Jeffrey erkannte, dass seine Entdeckung zu Identifizierungszwecken dienen könnte und publizierte sie. Die DNA-Analyse wurde vorerst von der britischen Einwanderungsbehörde verwendet. Immigranten müssen dort nämlich nachweisen, dass sie bereits Verwandte im Lande haben.

Im Jahre 1986 ereignete sich in einer englischen Kleinstadt eine Serie von Mädchenmorden. Da sehr wenig Spurenmaterial gesichert werden konnte, entschloss sich Scottland Yard, das DNA-Verfahren anzuwenden.

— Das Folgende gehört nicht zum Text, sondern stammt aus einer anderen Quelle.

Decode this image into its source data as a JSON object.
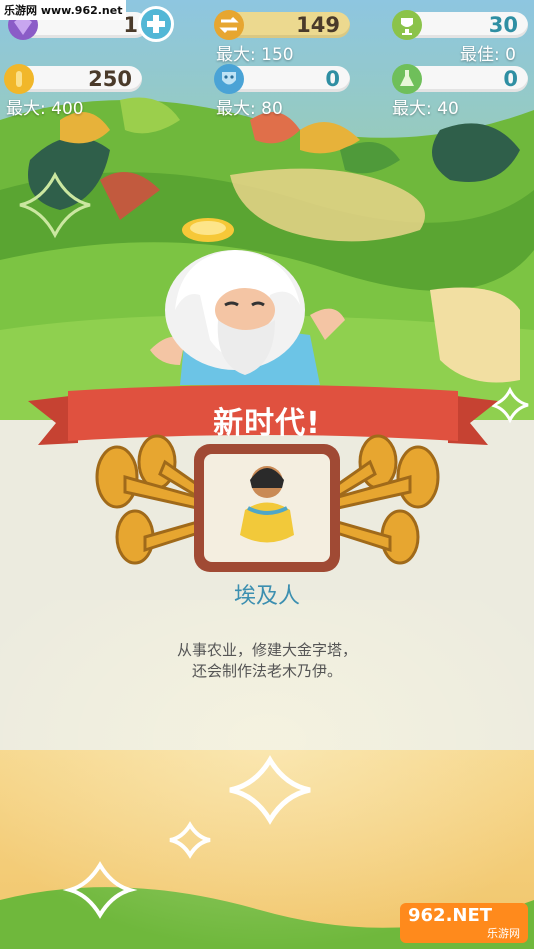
{
  "hud": {
    "gems": {
      "value": "1",
      "icon": "gem-icon"
    },
    "add": {
      "icon": "plus-icon"
    },
    "progress": {
      "value": "149",
      "max_label": "最大: 150",
      "icon": "progress-arrows-icon"
    },
    "trophy": {
      "value": "30",
      "max_label": "最佳: 0",
      "icon": "trophy-icon"
    },
    "coins": {
      "value": "250",
      "max_label": "最大: 400",
      "icon": "coin-icon"
    },
    "culture": {
      "value": "0",
      "max_label": "最大: 80",
      "icon": "theater-mask-icon"
    },
    "science": {
      "value": "0",
      "max_label": "最大: 40",
      "icon": "flask-icon"
    }
  },
  "dialog": {
    "title": "新时代!",
    "era_name": "埃及人",
    "description_lines": [
      "从事农业，修建大金字塔，",
      "还会制作法老木乃伊。"
    ]
  },
  "watermark": {
    "top_text": "乐游网 www.962.net",
    "logo_text": "962.NET",
    "logo_sub": "乐游网"
  },
  "colors": {
    "ribbon": "#e0513f",
    "frame": "#a04a34",
    "horn": "#e7a630",
    "panel": "#ecebdf",
    "teal_text": "#2f8fa3"
  }
}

In einer Rasterfahndung wurden alle männlichen Einwohner der besagten Kleinstadt überprüft und Vergleichsblut wurde abgenommen. Dies führte zur Ausforschung des Täters. Das DNA-Verfahren wurde vom FBI übernommen und verbessert. Auch einige europäische Institute begannen auf diesem Sektor zu forschen.

In Österreich wurde im kriminalistischen Bereich die DNA-Analyse erstmalig bei Mordfällen UNTERWEGER und POBORNIKOFF angewandt. Beide Fälle beziehen sich auf Vorarlberg und werden vom INSTITUT FÜR RECHTSMEDIZIN BERN (Prof. DIRNHOFER) bearbeitet.

Die DNA-Analyse ist ein Vergleich von Bandenmustern:

Stimmen die Bandenmuster zwischen der Spur und einer mit der Spur in Zusammenhang gebrachten Person an allen untersuchten genetischen Merkmalen überein, ist diese Person als Spurenleger eingeschlossen. Die Wahrscheinlichkeit, mit der diese Person tatsächlich der Spurenleger ist, kann statistisch berechnet werden. Sie liegt in der Regel über 1:1000 und kann höher sein als 1:100 Millionen.

Besitzt umgekehrt eine mit einer bestimmten Spur in Zusammenhang gebrachte Person keines der DNA-Stücke, wie sie in der Spur vorhanden sind, so kommt diese Person nicht als Spurenverursacher in Betracht und ist somit ausgeschlossen.